Inevitably, Spieth was asked for his thoughts about being in such heady company with Nicklaus and Woods. With a measured tone, he talked about the task at hand.

“I've answered this question a few times a couple years ago, so I'll be careful with my answer,” he said. “It's amazing. I feel blessed to be able to play the game I love, but I don't think that comparisons are … I don't compare myself. And I don't think that they're appropriate or necessary. So to be in that company, no doubt is absolutely incredible. And I certainly appreciate it. And we work really hard to have that, with that being the goal. Therefore, I enjoy moments like you saying that.

“But I'm very careful as to what that means going forward because what those guys have done has transcended the sport. And in no way, shape or form do I think I'm anywhere near that, whatsoever. So it's a good start, but there is a long way to go.”

But Spieth understands he’s done so much so soon that 19th-hole chatter about his place among the giants of the game will pop up heading to Charlotte.
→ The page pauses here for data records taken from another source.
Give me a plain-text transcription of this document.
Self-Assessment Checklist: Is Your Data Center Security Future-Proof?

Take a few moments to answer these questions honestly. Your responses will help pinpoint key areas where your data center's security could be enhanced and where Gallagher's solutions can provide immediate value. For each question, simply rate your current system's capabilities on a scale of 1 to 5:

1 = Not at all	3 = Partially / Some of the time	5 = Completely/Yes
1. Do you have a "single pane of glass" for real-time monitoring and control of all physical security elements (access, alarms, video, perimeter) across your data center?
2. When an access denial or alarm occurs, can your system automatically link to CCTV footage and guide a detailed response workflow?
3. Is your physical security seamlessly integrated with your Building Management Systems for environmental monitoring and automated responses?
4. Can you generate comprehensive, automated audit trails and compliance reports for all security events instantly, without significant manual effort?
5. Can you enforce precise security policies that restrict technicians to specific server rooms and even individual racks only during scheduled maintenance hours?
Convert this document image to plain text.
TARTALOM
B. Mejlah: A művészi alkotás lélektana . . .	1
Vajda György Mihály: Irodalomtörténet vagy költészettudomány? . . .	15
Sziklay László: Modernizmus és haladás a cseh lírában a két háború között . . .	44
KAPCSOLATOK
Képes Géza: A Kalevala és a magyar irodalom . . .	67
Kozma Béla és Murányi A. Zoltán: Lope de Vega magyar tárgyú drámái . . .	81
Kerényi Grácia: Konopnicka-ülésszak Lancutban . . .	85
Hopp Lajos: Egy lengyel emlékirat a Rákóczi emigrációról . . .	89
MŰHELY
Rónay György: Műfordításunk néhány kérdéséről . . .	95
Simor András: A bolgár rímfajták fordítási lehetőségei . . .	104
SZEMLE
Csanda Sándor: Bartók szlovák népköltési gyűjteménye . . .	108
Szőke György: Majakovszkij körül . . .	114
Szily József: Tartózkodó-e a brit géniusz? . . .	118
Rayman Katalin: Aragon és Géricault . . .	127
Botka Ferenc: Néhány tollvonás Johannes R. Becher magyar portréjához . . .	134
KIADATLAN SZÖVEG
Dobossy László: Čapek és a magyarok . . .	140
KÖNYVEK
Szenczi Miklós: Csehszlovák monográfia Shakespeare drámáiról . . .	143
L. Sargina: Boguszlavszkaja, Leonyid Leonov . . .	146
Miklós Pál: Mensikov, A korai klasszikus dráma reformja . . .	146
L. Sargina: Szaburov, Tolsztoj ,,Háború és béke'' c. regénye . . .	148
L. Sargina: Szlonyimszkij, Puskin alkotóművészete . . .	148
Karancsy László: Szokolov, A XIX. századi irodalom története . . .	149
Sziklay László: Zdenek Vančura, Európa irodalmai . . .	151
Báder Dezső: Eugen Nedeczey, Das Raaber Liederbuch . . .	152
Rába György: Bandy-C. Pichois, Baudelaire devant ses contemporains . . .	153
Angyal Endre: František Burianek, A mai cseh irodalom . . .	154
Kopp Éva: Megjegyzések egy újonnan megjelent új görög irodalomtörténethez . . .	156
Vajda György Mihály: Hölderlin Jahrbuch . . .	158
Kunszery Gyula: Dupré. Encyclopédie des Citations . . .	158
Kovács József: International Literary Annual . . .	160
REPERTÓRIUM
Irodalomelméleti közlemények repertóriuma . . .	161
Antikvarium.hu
He is the only player to win 11 PGA Tour titles and three majors before turning 24. And he knows the questions will greet him in two weeks when he plays the World Golf Championships-Bridgestone Invitation ahead of the PGA.

Butch Harmon, who coached Woods for nine years, was asked for his thoughts on Spieth during his commentating of the Open for Sky Sports.

“I can’t say he is Tiger-esque because there is really only one Tiger Woods, but he is starting to perform like Tiger,” Harmon said. “He is hitting the ball better, he is hitting the ball further. The short game around the greens saves him. Every time he gets out of position he either pitches it in or gets up-and-down. After a while, this isn't luck. This is talent.

“If you knew him you would just say he is the nicest young man, which he is, but he also has the heart of a lion.”

After he completed his round Sunday, four-time major champion Ernie Els was asked about Spieth.

“Well, who knows where he's going to end. He could go really big. He can go up to the 14 mark, up there in majors,” Els said. “When you get on a roll like that, you kind of start knowing that you know how to win, you know? And almost like Tiger, where people can maybe feel like they can't do it against Jordan. Because he's been up there a few times now.

“In ’95 I had a three-shot lead going into the final round of the PGA, I couldn't get it done. In ’96 I missed out on another very narrow loss. And I kind of stalled. I only got four. But if you get the momentum going the other way, you can go win a boatload.”